Скотные же дворы социалистических хозяйств утонули в навозе, а хранилища стоков из наисовременнейших животноводческих комплексов с гидросмывом до сих пор представляют огромную опасность для рек, озер и, прежде всего, для людей. Вместо того чтобы на современном техническом уровне в первую очередь создать технологии производства органических удобрений, все средства ушли на строительство химических комбинатов якобы по производству минеральных удобрений (очень нужных в других, известных целях), где попутно производили и удобрения. Я, конечно, не противопоставляю одно другому. Минеральные удобрений, как и другие агрохимические средства – великое достижение человечества. Но, посудите сами, логичнее сначала убрать и рационально, по-хозяйски (вот ключевое слово) использовать, что под ногами уже созданное имеется. Крестьяне не просто применяли безотходные технологии (как модно сейчас выражаются), а вся их жизнедеятельность была безотходной. Все более или менее съедобные остатки съедены животными, способное сгнивать – в навоз, сгораемое – в печку и т. д.). Понятия «отходы» не было. А сейчас мы, очень умные и современные, утонули в своих отходах, как в городе, так и на дачах.

Можно было бы очень долго рассказывать о мудро решенных крестьянами агрономических вопросах, без всякого научного обеспечения. Поверьте, это действительно так. Мы этот опыт не осмыслили, пренебрегли им.

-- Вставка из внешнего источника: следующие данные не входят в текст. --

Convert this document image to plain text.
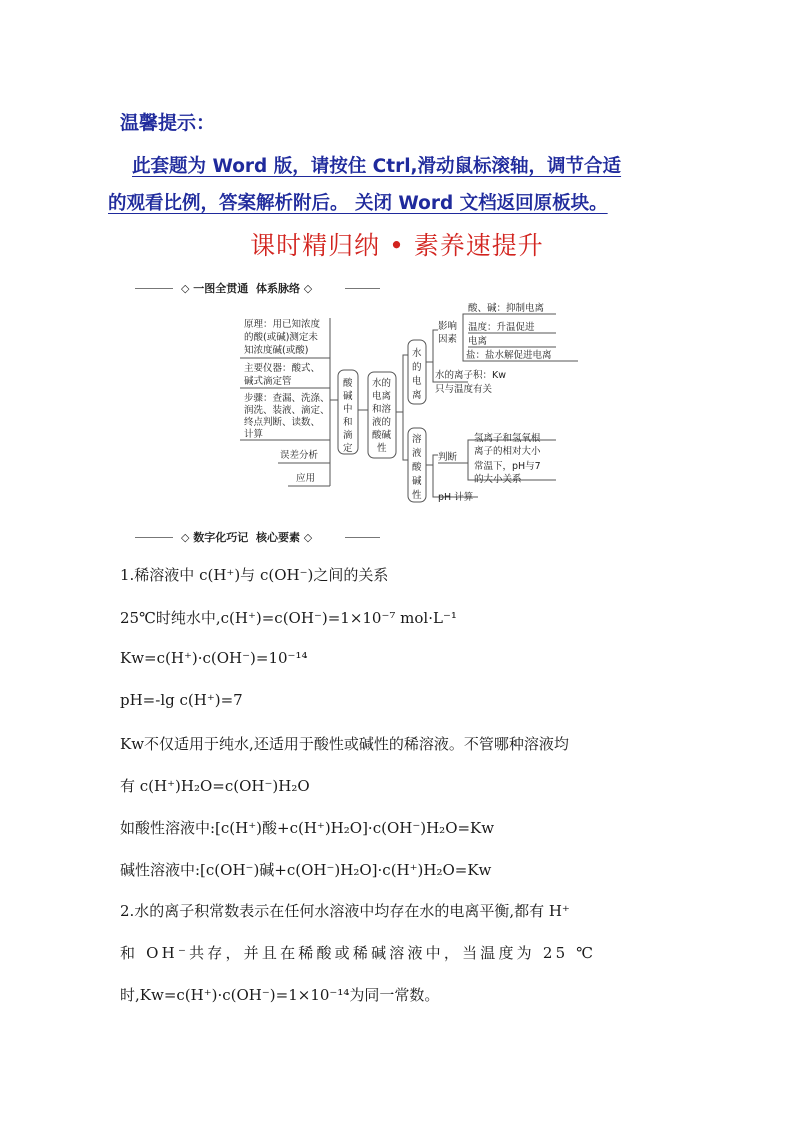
温馨提示：
此套题为 Word 版，请按住 Ctrl,滑动鼠标滚轴，调节合适
的观看比例，答案解析附后。 关闭 Word 文档返回原板块。
课时精归纳 • 素养速提升
◇ 一图全贯通 体系脉络 ◇
原理：用已知浓度
的酸(或碱)测定未
知浓度碱(或酸)
主要仪器：酸式、
碱式滴定管
步骤：查漏、洗涤、
润洗、装液、滴定、
终点判断、读数、
计算
误差分析
应用
酸
碱
中
和
滴
定
水的
电离
和溶
液的
酸碱
性
水
的
电
离
影响
因素
酸、碱：抑制电离
温度：升温促进
电离
盐：盐水解促进电离
水的离子积：Kw
只与温度有关
溶
液
酸
碱
性
判断
氢离子和氢氧根
离子的相对大小
常温下，pH与7
的大小关系
pH 计算
◇ 数字化巧记 核心要素 ◇
1.稀溶液中 c(H⁺)与 c(OH⁻)之间的关系
25℃时纯水中,c(H⁺)=c(OH⁻)=1×10⁻⁷ mol·L⁻¹
Kw=c(H⁺)·c(OH⁻)=10⁻¹⁴
pH=-lg c(H⁺)=7
Kw不仅适用于纯水,还适用于酸性或碱性的稀溶液。不管哪种溶液均
有 c(H⁺)H₂O=c(OH⁻)H₂O
如酸性溶液中:[c(H⁺)酸+c(H⁺)H₂O]·c(OH⁻)H₂O=Kw
碱性溶液中:[c(OH⁻)碱+c(OH⁻)H₂O]·c(H⁺)H₂O=Kw
2.水的离子积常数表示在任何水溶液中均存在水的电离平衡,都有 H⁺
和 OH⁻共存，并且在稀酸或稀碱溶液中，当温度为 25 ℃
时,Kw=c(H⁺)·c(OH⁻)=1×10⁻¹⁴为同一常数。
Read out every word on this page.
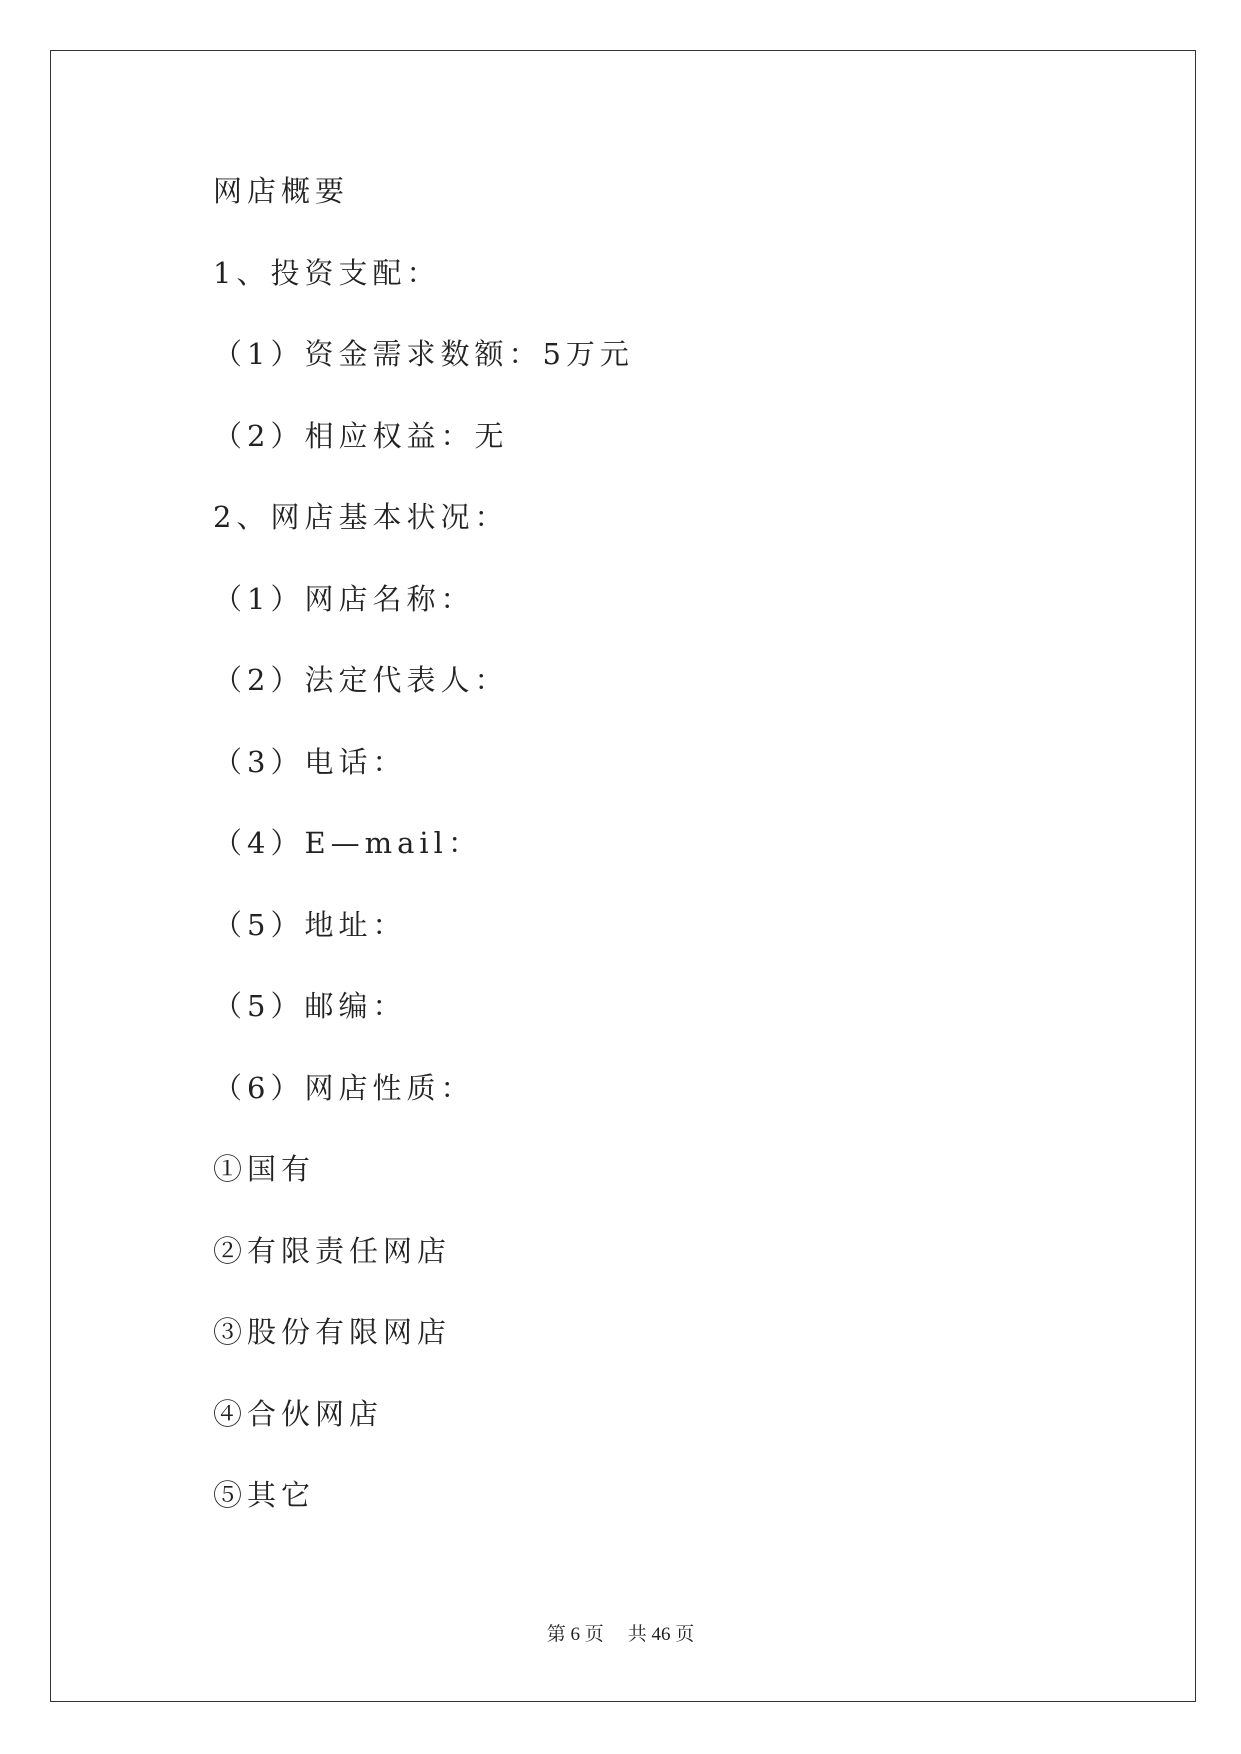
网店概要
1、投资支配：
（1）资金需求数额：5万元
（2）相应权益：无
2、网店基本状况：
（1）网店名称：
（2）法定代表人：
（3）电话：
（4）E—mail：
（5）地址：
（5）邮编：
（6）网店性质：
①国有
②有限责任网店
③股份有限网店
④合伙网店
⑤其它
第 6 页 共 46 页
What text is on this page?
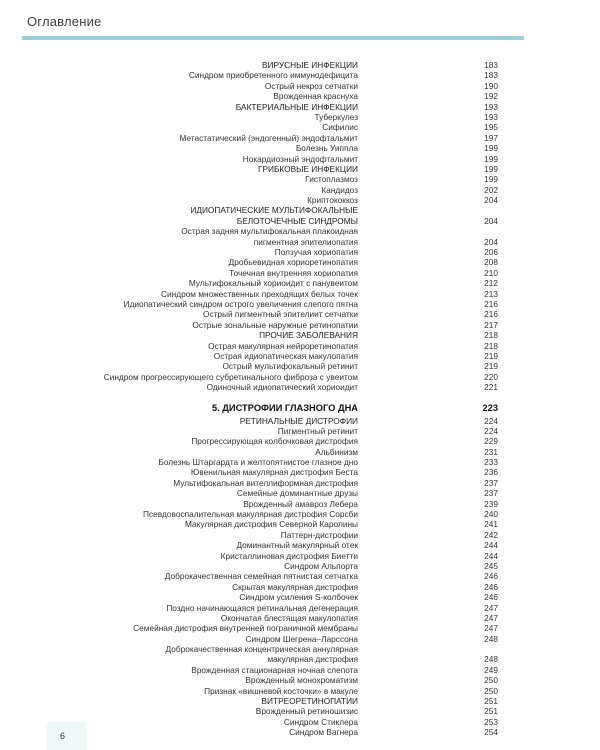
Оглавление
ВИРУСНЫЕ ИНФЕКЦИИ	183
Синдром приобретенного иммунодефицита	183
Острый некроз сетчатки	190
Врожденная краснуха	192
БАКТЕРИАЛЬНЫЕ ИНФЕКЦИИ	193
Туберкулез	193
Сифилис	195
Метастатический (эндогенный) эндофтальмит	197
Болезнь Уиппла	199
Нокардиозный эндофтальмит	199
ГРИБКОВЫЕ ИНФЕКЦИИ	199
Гистоплазмоз	199
Кандидоз	202
Криптококкоз	204
ИДИОПАТИЧЕСКИЕ МУЛЬТИФОКАЛЬНЫЕ
БЕЛОТОЧЕЧНЫЕ СИНДРОМЫ	204
Острая задняя мультифокальная плакоидная
пигментная эпителиопатия	204
Ползучая хориопатия	206
Дробьевидная хориоретинопатия	208
Точечная внутренняя хориопатия	210
Мультифокальный хориоидит с панувеитом	212
Синдром множественных преходящих белых точек	213
Идиопатический синдром острого увеличения слепого пятна	216
Острый пигментный эпителиит сетчатки	216
Острые зональные наружные ретинопатии	217
ПРОЧИЕ ЗАБОЛЕВАНИЯ	218
Острая макулярная нейроретинопатия	218
Острая идиопатическая макулопатия	219
Острый мультифокальный ретинит	219
Синдром прогрессирующего субретинального фиброза с увеитом	220
Одиночный идиопатический хориоидит	221
5. ДИСТРОФИИ ГЛАЗНОГО ДНА	223
РЕТИНАЛЬНЫЕ ДИСТРОФИИ	224
Пигментный ретинит	224
Прогрессирующая колбочковая дистрофия	229
Альбинизм	231
Болезнь Штаргардта и желтопятнистое глазное дно	233
Ювенильная макулярная дистрофия Беста	236
Мультифокальная вителлиформная дистрофия	237
Семейные доминантные друзы	237
Врожденный амавроз Лебера	239
Псевдовоспалительная макулярная дистрофия Сорсби	240
Макулярная дистрофия Северной Каролины	241
Паттерн-дистрофии	242
Доминантный макулярный отек	244
Кристаллиновая дистрофия Биетти	244
Синдром Альпорта	245
Доброкачественная семейная пятнистая сетчатка	246
Скрытая макулярная дистрофия	246
Синдром усиления S-колбочек	246
Поздно начинающаяся ретинальная дегенерация	247
Окончатая блестящая макулопатия	247
Семейная дистрофия внутренней пограничной мембраны	247
Синдром Шегрена–Ларссона	248
Доброкачественная концентрическая аннулярная
макулярная дистрофия	248
Врожденная стационарная ночная слепота	249
Врожденный монохроматизм	250
Признак «вишневой косточки» в макуле	250
ВИТРЕОРЕТИНОПАТИИ	251
Врожденный ретиношизис	251
Синдром Стиклера	253
Синдром Вагнера	254
6
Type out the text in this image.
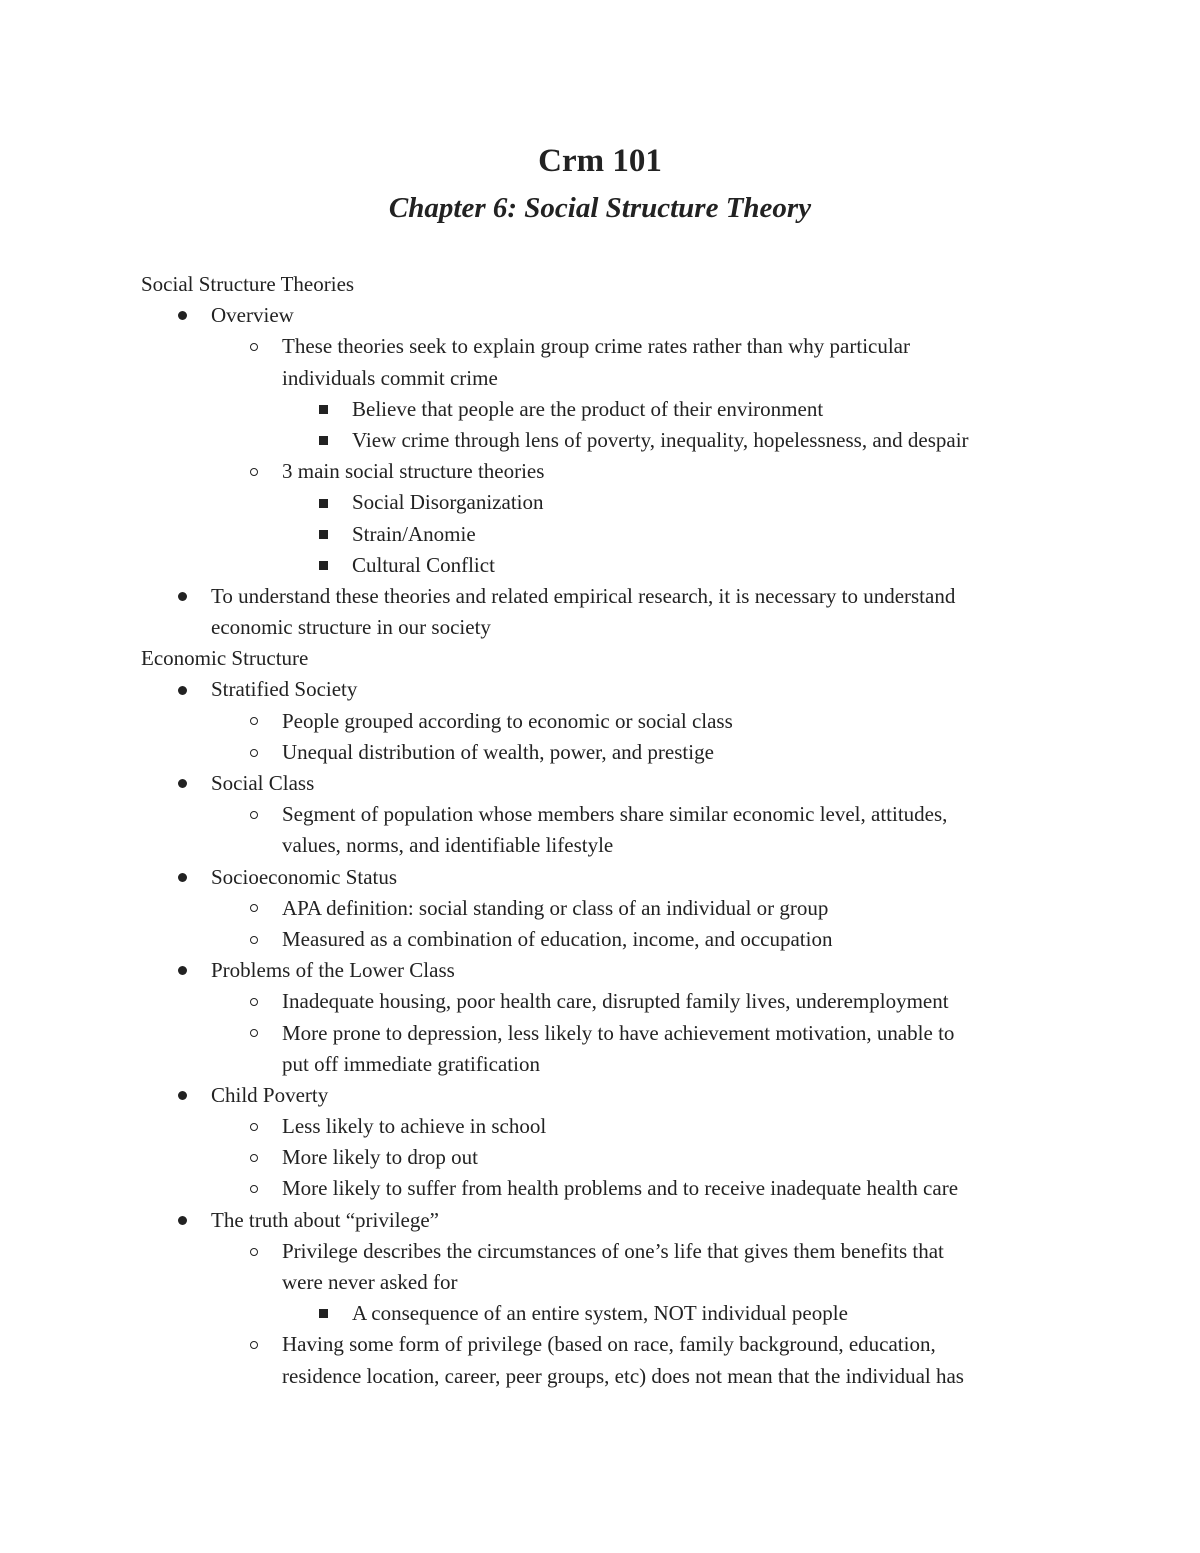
Crm 101
Chapter 6: Social Structure Theory
Social Structure Theories
Overview
These theories seek to explain group crime rates rather than why particular
individuals commit crime
Believe that people are the product of their environment
View crime through lens of poverty, inequality, hopelessness, and despair
3 main social structure theories
Social Disorganization
Strain/Anomie
Cultural Conflict
To understand these theories and related empirical research, it is necessary to understand
economic structure in our society
Economic Structure
Stratified Society
People grouped according to economic or social class
Unequal distribution of wealth, power, and prestige
Social Class
Segment of population whose members share similar economic level, attitudes,
values, norms, and identifiable lifestyle
Socioeconomic Status
APA definition: social standing or class of an individual or group
Measured as a combination of education, income, and occupation
Problems of the Lower Class
Inadequate housing, poor health care, disrupted family lives, underemployment
More prone to depression, less likely to have achievement motivation, unable to
put off immediate gratification
Child Poverty
Less likely to achieve in school
More likely to drop out
More likely to suffer from health problems and to receive inadequate health care
The truth about “privilege”
Privilege describes the circumstances of one’s life that gives them benefits that
were never asked for
A consequence of an entire system, NOT individual people
Having some form of privilege (based on race, family background, education,
residence location, career, peer groups, etc) does not mean that the individual has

Мы же умные, культурные, не то, что они… Остановлюсь только на отдельных, крупных.

Крестьянин знал без всяких приборов о каждом поле и каждом кусочке земли все, что могло повлиять на урожайность, как лучше использовать их. Он все годы внимательно наблюдал, запоминал и анализировал без устали, иначе ему было не выжить. Безымянных участков земли не было. В названиях урочищ заключалась обычно их характеристика: падь, болотина, бугор, гора и т. д. Крестьянин знал тот набор культур, которые на таких участках можно выращивать успешно, а что ни в коем случае нельзя. Когда его и как обрабатывать, засевать, убирать. Поэтому, чтоб никого не обидеть, каждый хозяин получал полосу на каждом поле.

В сегодняшних разговорах о ландшафте, адаптивно-ландшафтном земледелии как об исключительно ярком научном открытии (изобретении) не вспоминают почему-то, что это азбука для крестьянства, изложенная красивыми словами иностранного происхождения, а потому, видимо, «сильно» научными словами.

Это открытие только для тех, кто мог десятилетиями навязывать землеустройство, выполненное без топографических карт (они ж сугубо секретные – военные!), то есть без рельефа, с красивыми, большими полями, равного размера, нарезанными на бумаге по линейке. Для всего такого лоскутного поля одна культура и одна агротехника. А по таким полям следует «правильный» картинный севооборот во времени и пространстве. Но ведь даже в степи нет двух абсолютно одинаковых метровок (1м2)! А уж в Нечерноземье и подавно. Вот по таким умозрительным, красиво за столом сделанным схемам скручивали жизнь природы и живущего на ней крестьянства. Чтоб не завалить производство, специалистам приходилось потом делать по-своему, как надо, а зимой рисовать красивые истории полей для отчета начальству – рукамиводителям.

В своей нелегкой жизни, особенно в работе крестьяне все оценивали с точки зрения целесообразности. При обдумывании чего-то наперед никогда не отдавали и не могли отдать предпочтение несерьезным целям и делам. К примеру, главный показатель эффективности хозяйственной деятельности колхозов и совхозов в комсоветский период – урожайность никогда всерьез крестьяне не учитывали. Вятский крестьянин знал, что яровая пшеница дает невысокий урожай зерна. Но он ее сеял и получал (устойчиво по годам) зерно, необходимое для выпечки белого хлеба и праздничных кондитерских изделий. Знал он и что озимая пшеница урожайнее яровой, но не сеял ее, потому что в большинстве зим она вымерзала. Поэтому предпочтение отдавалось устойчивой к вятским суровым зимам озимой ржи, хотя ее зерно было и похуже и урожайность ниже. Риск в судьбоносных делах крестьянин исключал.